In January 2014 a Manhattan grand jury indicted Plaintiffs (along with more than
one hundred other individuals), charging them with Grand Larceny and Criminal Facilitation.
They were subsequently arrested on warrants issued under the indictments. ADA Bhatia also
filed civil asset forfeiture proceedings against Plaintiffs, alleging that the proceeds of the scheme
were subject to forfeiture. Three of the Plaintiffs filed motions to dismiss their indictments for
lack of evidence and improper venue; the presiding New York Supreme Court justice denied
each motion. Following the indictments, the District Attorney’s office continued to investigate
the charges by, inter alia, sending investigators to speak to Plaintiffs’ family members,
neighbors, and friends.
In August 2016 ADA Santora moved to dismiss the charges against each Plaintiff,
citing “additional information and records . . . includ[ing] psychiatric reports, additional medical
records, [and] work history reports, each of which was not available to the People at the time the
Grand Jury voted the Indictment.” (Declaration of Elizabeth N. Krasnow (“Krasnow Decl.”),
ECF No. 42, Ex.

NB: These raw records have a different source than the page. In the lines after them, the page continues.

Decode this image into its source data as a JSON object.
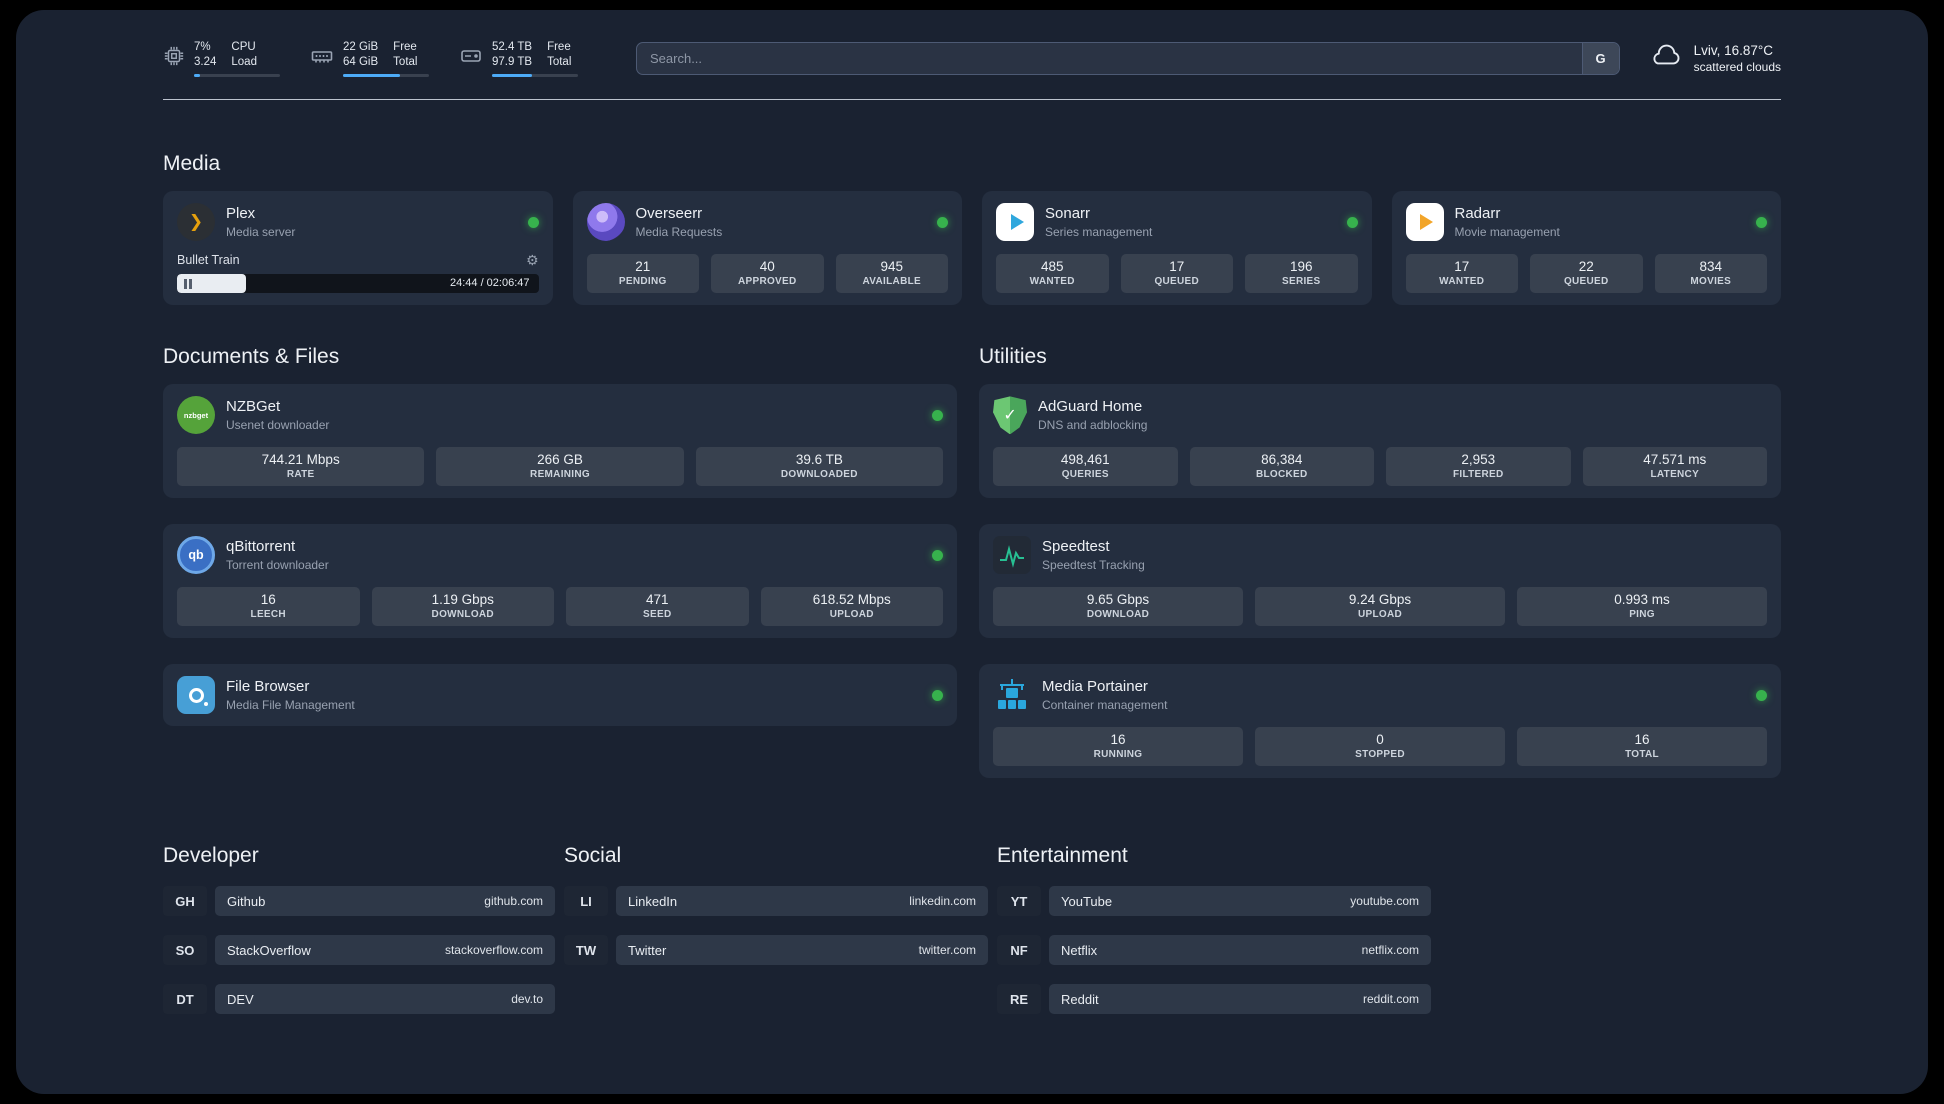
{
  "colors": {
    "background": "#1a2231",
    "card": "#242e3f",
    "stat_tile": "#38414f",
    "accent_blue": "#4dabf7",
    "status_online": "#37b24d",
    "plex_orange": "#e5a00d",
    "sonarr_blue": "#2fa7dd",
    "radarr_amber": "#f2a529",
    "adguard_green": "#5fbd69",
    "speedtest_green": "#27c093",
    "portainer_blue": "#2aa7dd"
  },
  "topbar": {
    "cpu": {
      "icon": "cpu-chip-icon",
      "value": "7%",
      "sub": "3.24",
      "unit_top": "CPU",
      "unit_bottom": "Load",
      "bar": "width:7%"
    },
    "ram": {
      "icon": "memory-icon",
      "value": "22 GiB",
      "sub": "64 GiB",
      "unit_top": "Free",
      "unit_bottom": "Total",
      "bar": "width:66%"
    },
    "disk": {
      "icon": "hard-drive-icon",
      "value": "52.4 TB",
      "sub": "97.9 TB",
      "unit_top": "Free",
      "unit_bottom": "Total",
      "bar": "width:46%"
    },
    "search": {
      "placeholder": "Search...",
      "engine_label": "G"
    },
    "weather": {
      "icon": "cloud-icon",
      "location": "Lviv, 16.87°C",
      "condition": "scattered clouds"
    }
  },
  "sections": {
    "media": "Media",
    "documents": "Documents & Files",
    "utilities": "Utilities",
    "developer": "Developer",
    "social": "Social",
    "entertainment": "Entertainment"
  },
  "apps": {
    "plex": {
      "name": "Plex",
      "desc": "Media server",
      "icon": "plex-icon",
      "status": "online",
      "player": {
        "title": "Bullet Train",
        "time": "24:44 / 02:06:47",
        "progress": "width:19%"
      }
    },
    "overseerr": {
      "name": "Overseerr",
      "desc": "Media Requests",
      "icon": "overseerr-icon",
      "status": "online",
      "stats": [
        {
          "value": "21",
          "label": "PENDING"
        },
        {
          "value": "40",
          "label": "APPROVED"
        },
        {
          "value": "945",
          "label": "AVAILABLE"
        }
      ]
    },
    "sonarr": {
      "name": "Sonarr",
      "desc": "Series management",
      "icon": "sonarr-icon",
      "status": "online",
      "stats": [
        {
          "value": "485",
          "label": "WANTED"
        },
        {
          "value": "17",
          "label": "QUEUED"
        },
        {
          "value": "196",
          "label": "SERIES"
        }
      ]
    },
    "radarr": {
      "name": "Radarr",
      "desc": "Movie management",
      "icon": "radarr-icon",
      "status": "online",
      "stats": [
        {
          "value": "17",
          "label": "WANTED"
        },
        {
          "value": "22",
          "label": "QUEUED"
        },
        {
          "value": "834",
          "label": "MOVIES"
        }
      ]
    },
    "nzbget": {
      "name": "NZBGet",
      "desc": "Usenet downloader",
      "icon": "nzbget-icon",
      "icon_text": "nzbget",
      "status": "online",
      "stats": [
        {
          "value": "744.21 Mbps",
          "label": "RATE"
        },
        {
          "value": "266 GB",
          "label": "REMAINING"
        },
        {
          "value": "39.6 TB",
          "label": "DOWNLOADED"
        }
      ]
    },
    "qbittorrent": {
      "name": "qBittorrent",
      "desc": "Torrent downloader",
      "icon": "qbittorrent-icon",
      "icon_text": "qb",
      "status": "online",
      "stats": [
        {
          "value": "16",
          "label": "LEECH"
        },
        {
          "value": "1.19 Gbps",
          "label": "DOWNLOAD"
        },
        {
          "value": "471",
          "label": "SEED"
        },
        {
          "value": "618.52 Mbps",
          "label": "UPLOAD"
        }
      ]
    },
    "filebrowser": {
      "name": "File Browser",
      "desc": "Media File Management",
      "icon": "filebrowser-icon",
      "status": "online"
    },
    "adguard": {
      "name": "AdGuard Home",
      "desc": "DNS and adblocking",
      "icon": "adguard-shield-icon",
      "stats": [
        {
          "value": "498,461",
          "label": "QUERIES"
        },
        {
          "value": "86,384",
          "label": "BLOCKED"
        },
        {
          "value": "2,953",
          "label": "FILTERED"
        },
        {
          "value": "47.571 ms",
          "label": "LATENCY"
        }
      ]
    },
    "speedtest": {
      "name": "Speedtest",
      "desc": "Speedtest Tracking",
      "icon": "speedtest-sparkline-icon",
      "stats": [
        {
          "value": "9.65 Gbps",
          "label": "DOWNLOAD"
        },
        {
          "value": "9.24 Gbps",
          "label": "UPLOAD"
        },
        {
          "value": "0.993 ms",
          "label": "PING"
        }
      ]
    },
    "portainer": {
      "name": "Media Portainer",
      "desc": "Container management",
      "icon": "portainer-crane-icon",
      "status": "online",
      "stats": [
        {
          "value": "16",
          "label": "RUNNING"
        },
        {
          "value": "0",
          "label": "STOPPED"
        },
        {
          "value": "16",
          "label": "TOTAL"
        }
      ]
    }
  },
  "bookmarks": {
    "developer": [
      {
        "abbr": "GH",
        "name": "Github",
        "url": "github.com"
      },
      {
        "abbr": "SO",
        "name": "StackOverflow",
        "url": "stackoverflow.com"
      },
      {
        "abbr": "DT",
        "name": "DEV",
        "url": "dev.to"
      }
    ],
    "social": [
      {
        "abbr": "LI",
        "name": "LinkedIn",
        "url": "linkedin.com"
      },
      {
        "abbr": "TW",
        "name": "Twitter",
        "url": "twitter.com"
      }
    ],
    "entertainment": [
      {
        "abbr": "YT",
        "name": "YouTube",
        "url": "youtube.com"
      },
      {
        "abbr": "NF",
        "name": "Netflix",
        "url": "netflix.com"
      },
      {
        "abbr": "RE",
        "name": "Reddit",
        "url": "reddit.com"
      }
    ]
  }
}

D at 2.) In light of “this and other newly discovered information,” Santora
stated, “the People believe they are unable to prove the cases against these four defendants
beyond a reasonable doubt.” (Krasnow Decl., Ex. D at 2.) The District Attorney also stipulated
to a dismissal of the civil forfeiture proceedings the following day. Notably, these stipulations
contained remedy waivers that Defendants are not seeking to enforce in this case. (See, e.g.
Krasnow Decl., Ex. L at 2.)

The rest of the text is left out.